本文介绍基于 GitLab 的定时自动化统计代码全流程解决方案
一、功能说明
很多机构和团队都通过内部搭建的 GitLab 实现开发协作,并存放源码及交付物。于是管理者很容易想到将 GitLab 的代码提交量作为考核的参考指标之一,但是由于 GitLab 并没有将提交文件统计功能集成在 UI 界面中,所以需要做定制化的统计开发,这就是本文要做的事情。
二、统计实现
前置准备
- 获取 GitLab 实例 root 账号的个人访问令牌(Personal Access Tokens)
统计代码方法
- 考虑到应用的便捷性,本文介绍 基于 Python 的 GitLab 统计代码方法
1、python-gitlab
- python-gitlab 是一个 Python 包,提供对 GitLab 服务器 API 的访问。
- 参考:python-gitlab.readthedocs.io/en/v3.15.0/…
安装 python-gitlab
pip install python-gitlab
访问 GitLab
# GitLab URL
gitlaburl = 'http://xxxx'
# 个人访问令牌
gittoken= 'xxxxxxxx'
# 身份验证
gl = gitlab.Gitlab(url=gitlaburl, private_token=gittoken)
核心代码
# 时间区间
t_from = 'yyyy-MM-dd'
t_end = 'yyyy-MM-dd'
# 所有项目
projects = gl.projects.list(all = True)
for p in projects:
# 项目的所有分支
branches = p.branches.list(all = True)
for b in branches:
# 分支的所有提交
commits = project.commits.list(all= True,query_parameters={'since': start_time,'until':end_time, 'ref_name': b.name})

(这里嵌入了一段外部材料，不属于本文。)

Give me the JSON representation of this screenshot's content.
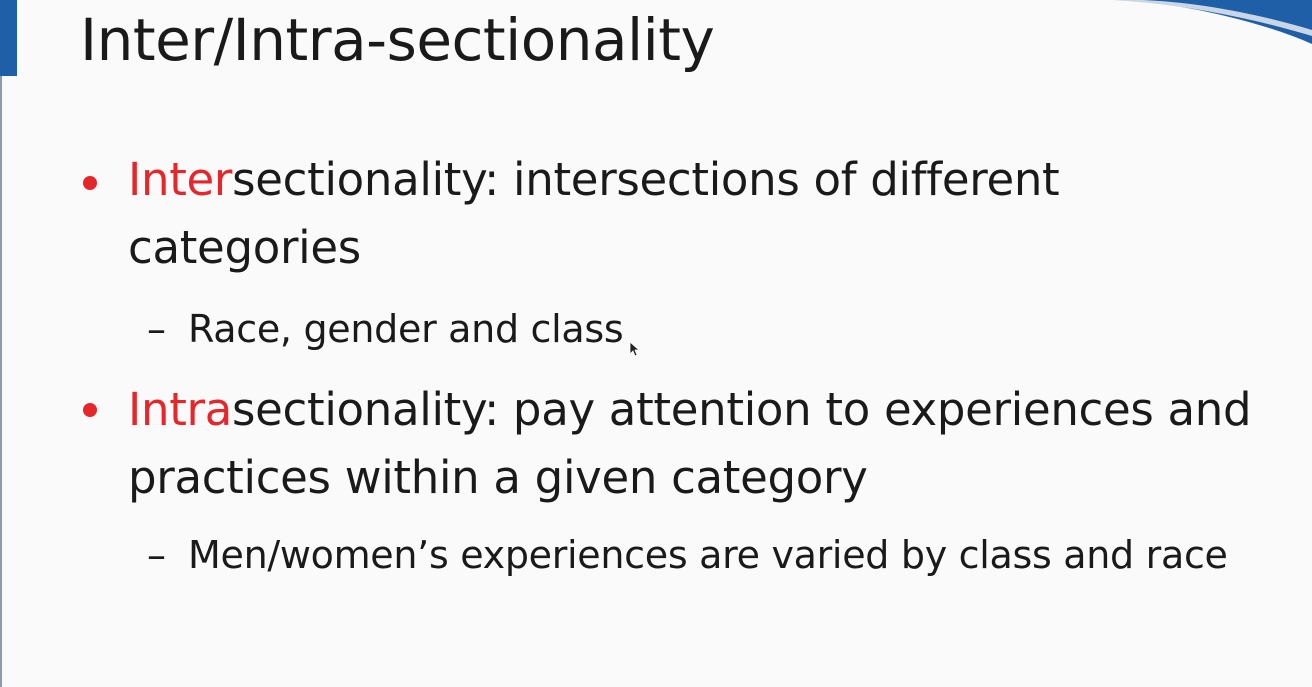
{
  "slide": {
    "title": "Inter/Intra-sectionality",
    "bullets": [
      {
        "accent": "Inter",
        "rest": "sectionality: intersections of different categories",
        "subpoints": [
          "Race, gender and class"
        ]
      },
      {
        "accent": "Intra",
        "rest": "sectionality: pay attention to experiences and practices within a given category",
        "subpoints": [
          "Men/women’s experiences are varied by class and race"
        ]
      }
    ],
    "dash": "–"
  },
  "colors": {
    "accent": "#e5262b",
    "brand_blue": "#1f5fa8",
    "text": "#1a1a1a",
    "background": "#fafafa"
  },
  "icons": {
    "cursor": "mouse-pointer-icon"
  }
}
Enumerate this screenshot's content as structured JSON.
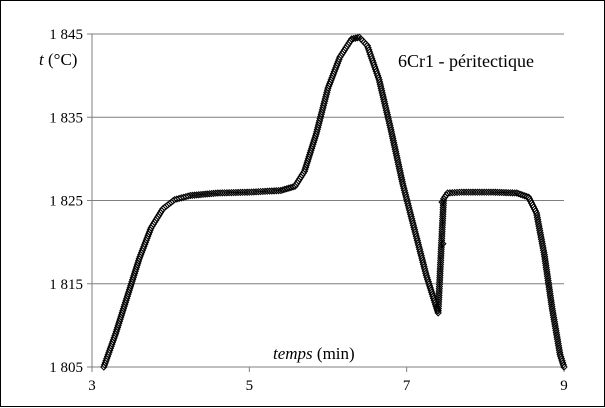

# 然后再遍历每个提交记录,查询每个提交记录的人和量
for c in commits:
commit = project.commits.get(c.id)
# 提交者
cname = commit.committer_name
# 提交代码统计
cstats = commit.stats
# 总数
additions = stats['total']
# 增加数量
additions = stats['additions']
# 减少数量
deletions = stats['deletions']
优化
- 通过配置文件加载:
conf.cfg:-
[global] default = somewhere ssl_verify timeout = 100 [somewhere] gitlaburl = 'http://xxxx' gittoken= 'xxxxxxxx' api_version = 4 -
gl = gitlab.Gitlib.from_config('somewhere', ['conf.cfg'])
2、GitLab API
- 由 GitLab 提供的 API 支持。
- 参考:docs.gitlab.com/ee/api/comm…
查看 API 版本
- API 版本定义在 api.rb 中:
- 默认位置:/opt/gitlab/embedded/service/gitlab-rails/lib/api/api.rb
- 查找:
find / -name api.rb
- 以下基于 GitLab API v4 版本
访问 GitLab
# GitLab URL
gitlaburl = 'http://xxxx'
# 个人访问令牌
gittoken= 'xxxxxxxx'
# 所有仓库(每页最多只能展示100个)
for i in range(1, 20):
url = '%s/api/v4/projects?private_token=%s&per_page=100&page=%d&order_by=last_activity_at' % (gitlaburl, gittoken, i)
# 项目的所有分支
# 项目ID:projectid
url = '%s/api/v4/projects/%s/repository/branches?private_token=%s' % (gitlaburl, projectid, gittoken)
# 分支的所有提交(每页最多只能展示100个)
# 分支名称:branchname;开始时间:sincedate;结束时间:untildate
for i in range(1, 20):
url = '%s/api/v4/projects/%s/repository/commits?page=%d&per_page=100&ref_name=%s&since=%s&until=%s&private_token=%s' % (gitlaburl, projectid, i, branchname, sincedate, untildate, gittoken)
# 提交信息
# 提交ID:commitid
url = '%s/api/v4/projects/%s/repository/commits/%s?private_token=%s' % (gitlaburl, projectid, commitid, gittoken)
核心代码
# 统计的时间区间-开始日期
t_from = 'yyyy-MM-dd'
datefrom = datetime.datetime.strptime(t_from, '%Y-%m-%d')
# 统计的时间区间-结束日期
t_end = 'yyyy-MM-dd'
dateend = datetime.datetime.strptime(t_end, '%Y-%m-%d')
# TODO 0...
# DM 0...
# 根据 API 返回的 JSON 格式定义项目结构
class ProjectInfo(json.JSONEncoder):
projectid = None
namespace = None
group = None
projectname = None
stime = None
projectdesc = None
projecturl = None
path = None
name = None
cmap = None
# 根据 API 返回的 JSON 格式定义提交结构
class CommitDetails(json.JSONEncoder):
authorname = None
authoremail = None
additions = 0
deletions = 0
total = 0
# TODO 1...
class Worker:
# 所有项目
def get_projects(self):
# TODO 2...
for i in range(1, 20):
url = '%s/api/v4/projects?private_token=%s&per_page=100&page=%d&order_by=last_activity_at' % (gitlaburl, gittoken, i)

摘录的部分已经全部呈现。